AUTHOR=Subash Paranthaman , Khute Sulekha 

TITLE=Recent advances in lyotropic liquid crystal nanoparticle formulations for drug delivery systems

JOURNAL=Frontiers in Soft Matter

VOLUME=Volume 5 - 2025

YEAR=2025

URL=https://www.frontiersin.org/journals/soft-matter/articles/10.3389/frsfm.2025.1658466

DOI=10.3389/frsfm.2025.1658466

ISSN=2813-0499

ABSTRACT=Lyotropic liquid crystalline (LLC) nanoparticles have gained significant attention as drug delivery systems owing to their unique self-assembly properties, biocompatibility, and ability to encapsulate both hydrophilic and hydrophobic drugs. This chapter explores recent advances in LLC formulations, focusing on their structural classification, physicochemical properties, and applications in controlled-drug delivery. Various mesophases, including lamellar, cubic, and hexagonal structures, have been discussed, highlighting their roles in controlled release. A comparative analysis reveals that cubic phases offer superior structural stability for sustained release, while hexagonal phases excel in high-viscosity applications, though their complex preparation limits scalability. In addition, key characterization techniques such as small-angle X-ray scattering, differential scanning calorimetry, and rheology are examined to offer insights into their stability and performance. Furthermore, the development of in situ gelling precursor systems and their applications in oral, transdermal, ocular, nasal, injectable, and periodontal drug delivery have been explored. The incorporation of stimuli-responsive materials into LLC systems enhances their adaptability to personalized medicine and advanced therapeutic strategies.
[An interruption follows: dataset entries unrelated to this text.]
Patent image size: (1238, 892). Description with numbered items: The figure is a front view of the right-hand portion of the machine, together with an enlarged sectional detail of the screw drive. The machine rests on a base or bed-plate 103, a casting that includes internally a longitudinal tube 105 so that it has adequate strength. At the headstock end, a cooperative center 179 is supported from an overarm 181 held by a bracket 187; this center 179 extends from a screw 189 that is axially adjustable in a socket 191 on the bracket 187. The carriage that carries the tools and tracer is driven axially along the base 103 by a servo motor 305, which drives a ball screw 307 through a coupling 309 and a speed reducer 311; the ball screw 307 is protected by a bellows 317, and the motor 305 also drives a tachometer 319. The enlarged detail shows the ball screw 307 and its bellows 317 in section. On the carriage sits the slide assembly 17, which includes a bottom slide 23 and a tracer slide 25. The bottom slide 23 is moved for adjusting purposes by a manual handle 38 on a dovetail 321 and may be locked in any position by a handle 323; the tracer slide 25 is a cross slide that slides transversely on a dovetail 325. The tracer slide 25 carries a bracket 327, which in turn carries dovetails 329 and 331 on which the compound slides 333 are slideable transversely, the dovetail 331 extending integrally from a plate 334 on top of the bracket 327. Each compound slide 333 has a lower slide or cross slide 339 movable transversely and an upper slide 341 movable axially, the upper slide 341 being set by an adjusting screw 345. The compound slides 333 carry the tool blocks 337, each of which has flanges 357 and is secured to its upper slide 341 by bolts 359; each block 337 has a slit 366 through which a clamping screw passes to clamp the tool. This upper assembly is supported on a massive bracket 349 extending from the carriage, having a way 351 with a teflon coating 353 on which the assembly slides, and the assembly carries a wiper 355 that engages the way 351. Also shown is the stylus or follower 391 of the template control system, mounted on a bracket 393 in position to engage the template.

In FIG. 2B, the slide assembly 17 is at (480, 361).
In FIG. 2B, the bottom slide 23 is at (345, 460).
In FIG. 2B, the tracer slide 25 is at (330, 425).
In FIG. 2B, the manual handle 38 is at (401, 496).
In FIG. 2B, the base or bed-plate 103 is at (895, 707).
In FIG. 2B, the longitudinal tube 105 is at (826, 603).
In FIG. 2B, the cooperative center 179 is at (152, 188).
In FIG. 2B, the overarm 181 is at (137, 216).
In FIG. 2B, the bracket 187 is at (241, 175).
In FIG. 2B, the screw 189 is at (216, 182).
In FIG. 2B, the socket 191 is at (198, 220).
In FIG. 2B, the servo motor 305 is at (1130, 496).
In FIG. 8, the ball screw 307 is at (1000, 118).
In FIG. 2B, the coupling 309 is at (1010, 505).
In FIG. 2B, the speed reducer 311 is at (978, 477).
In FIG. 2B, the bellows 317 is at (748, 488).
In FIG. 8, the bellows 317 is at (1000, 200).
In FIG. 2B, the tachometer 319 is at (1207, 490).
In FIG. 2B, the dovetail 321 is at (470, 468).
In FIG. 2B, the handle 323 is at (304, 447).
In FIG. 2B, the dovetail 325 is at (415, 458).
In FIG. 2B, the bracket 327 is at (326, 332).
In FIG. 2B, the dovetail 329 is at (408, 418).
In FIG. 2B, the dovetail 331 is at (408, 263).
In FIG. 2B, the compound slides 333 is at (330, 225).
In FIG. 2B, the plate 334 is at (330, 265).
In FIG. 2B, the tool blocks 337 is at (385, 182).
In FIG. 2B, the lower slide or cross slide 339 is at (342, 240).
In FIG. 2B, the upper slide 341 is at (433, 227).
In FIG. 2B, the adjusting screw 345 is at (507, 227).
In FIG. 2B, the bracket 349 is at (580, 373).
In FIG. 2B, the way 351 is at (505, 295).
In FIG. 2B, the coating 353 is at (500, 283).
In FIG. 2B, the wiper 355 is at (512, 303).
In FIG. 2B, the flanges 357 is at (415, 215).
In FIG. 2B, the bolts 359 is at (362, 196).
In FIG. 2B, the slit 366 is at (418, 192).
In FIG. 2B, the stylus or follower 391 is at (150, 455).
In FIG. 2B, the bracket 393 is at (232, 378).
Despite these advancements, challenges such as scalability, long-term stability, and clinical translation remain unresolved. This chapter highlights the potential of LLC nanoparticles to revolutionize modern drug delivery by improving bioavailability, therapeutic efficacy and patient compliance. Future research should focus on optimizing formulation strategies and exploring novel biomaterials to expand the clinical utility of LLC-based drug delivery systems.